# Monotone Function is of Bounded Variation

## Theorem

Let $a, b$ be real numbers with $a < b$.

Let $f : \closedint a b \to \R$ be a monotone function.

Then $f$ is of bounded variation.

## Proof

We use the notation from the definition of bounded variation.

Let $P = \set {x_0, x_1, \ldots, x_n}$ be a finite subdivision of $\closedint a b$.

As $f$ is monotone, it is either increasing or decreasing.

First consider the case of $f$ increasing, then:

$\map f {x_i} \ge \map f {x_{i - 1} }$

for all $i \in \N$ with $i \le n$.

By the definition of the absolute value, we have:

$\size {\map f {x_i} - \map f {x_{i - 1} } } = \map f {x_i} - \map f {x_{i - 1} }$

Therefore:

 $\ds \map {V_f} P$ $=$ $\ds \sum_{i \mathop = 1}^n \size {\map f {x_i} - \map f {x_{i - 1} } }$ $\ds$ $=$ $\ds \sum_{i \mathop = 1}^n \paren {\map f {x_i} - \map f {x_{i - 1} } }$ $\ds$ $=$ $\ds \map f {x_n} - \map f {x_0}$ Telescoping Series: Example 2 $\ds$ $=$ $\ds \map f b - \map f a$

for all finite subdivisions $P$.

Note that $\map f b - \map f a$ is independent of the subdivision $P$.
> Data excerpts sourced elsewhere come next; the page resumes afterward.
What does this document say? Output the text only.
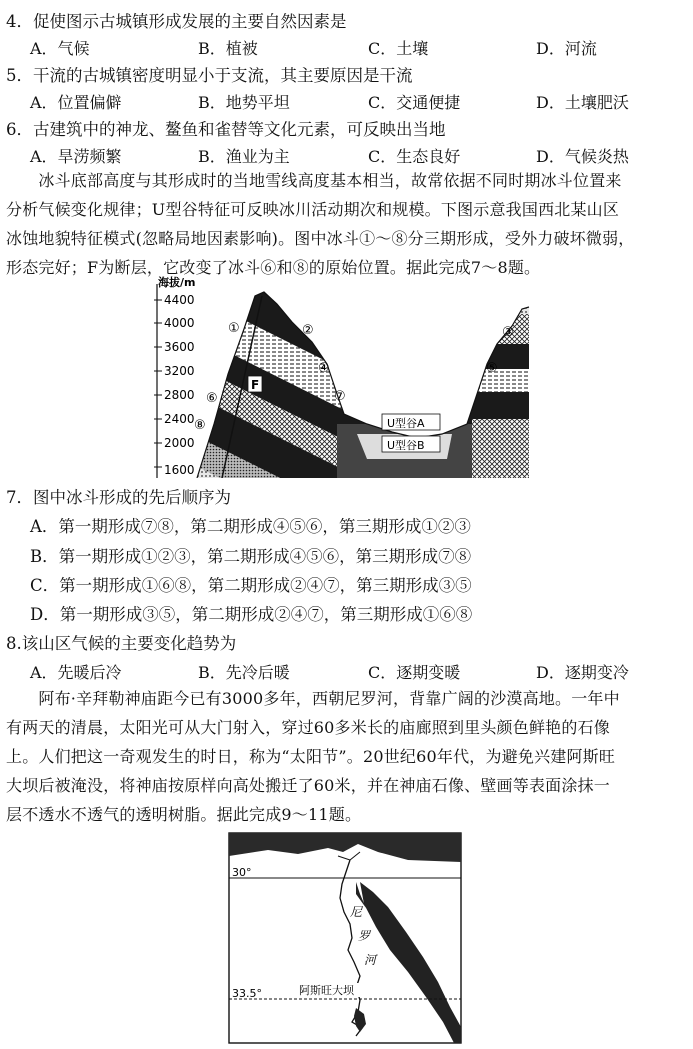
4．促使图示古城镇形成发展的主要自然因素是
A．气候	B．植被	C．土壤	D．河流
5．干流的古城镇密度明显小于支流，其主要原因是干流
A．位置偏僻	B．地势平坦	C．交通便捷	D．土壤肥沃
6．古建筑中的神龙、鳌鱼和雀替等文化元素，可反映出当地
A．旱涝频繁	B．渔业为主	C．生态良好	D．气候炎热

　　冰斗底部高度与其形成时的当地雪线高度基本相当，故常依据不同时期冰斗位置来

分析气候变化规律；U型谷特征可反映冰川活动期次和规模。下图示意我国西北某山区

冰蚀地貌特征模式(忽略局地因素影响)。图中冰斗①～⑧分三期形成，受外力破坏微弱，

形态完好；F为断层，它改变了冰斗⑥和⑧的原始位置。据此完成7～8题。

海拔/m
4400
4000
3600
3200
2800
2400
2000
1600
U型谷A
U型谷B
F
①	②	③
④	⑤
⑥	⑦
⑧
7．图中冰斗形成的先后顺序为
A．第一期形成⑦⑧，第二期形成④⑤⑥，第三期形成①②③
B．第一期形成①②③，第二期形成④⑤⑥，第三期形成⑦⑧
C．第一期形成①⑥⑧，第二期形成②④⑦，第三期形成③⑤
D．第一期形成③⑤，第二期形成②④⑦，第三期形成①⑥⑧
8.该山区气候的主要变化趋势为
A．先暖后冷	B．先冷后暖	C．逐期变暖	D．逐期变冷

　　阿布·辛拜勒神庙距今已有3000多年，西朝尼罗河，背靠广阔的沙漠高地。一年中

有两天的清晨，太阳光可从大门射入，穿过60多米长的庙廊照到里头颜色鲜艳的石像

上。人们把这一奇观发生的时日，称为“太阳节”。20世纪60年代，为避免兴建阿斯旺

大坝后被淹没，将神庙按原样向高处搬迁了60米，并在神庙石像、壁画等表面涂抹一

层不透水不透气的透明树脂。据此完成9～11题。

30°
33.5°
尼
罗
河
阿斯旺大坝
Therefore if $f$ is increasing, it is of bounded variation.

Now consider the case of $f$ decreasing.

$\map f {x_i} \le \map f {x_{i - 1} }$

for all $i \in \N$ with $i \le n$.

Hence, by the definition of the absolute value, we instead have:

$\size {\map f {x_i} - \map f {x_{i - 1} } } = -\paren {\map f {x_i} - \map f {x_{i - 1} } }$

Therefore:

 $\ds \map {V_f} P$ $=$ $\ds \sum_{i \mathop = 1}^n \size {\map f {x_i} - \map f {x_{i - 1} } }$ $\ds$ $=$ $\ds -\sum_{i \mathop = 1}^n \paren {\map f {x_i} - \map f {x_{i - 1} } }$ $\ds$ $=$ $\ds -\paren {\map f b - \map f a}$ as in the previous calculation $\ds$ $=$ $\ds \map f a - \map f b$

for all finite subdivisions $P$.

Note again that $\map f a - \map f b$ is independent of the subdivision $P$.

Therefore if $f$ is decreasing, it is of bounded variation.

Hence, if $f$ is either increasing or decreasing, it is of bounded variation.

Hence if $f$ is monotone, it is of bounded variation.

$\blacksquare$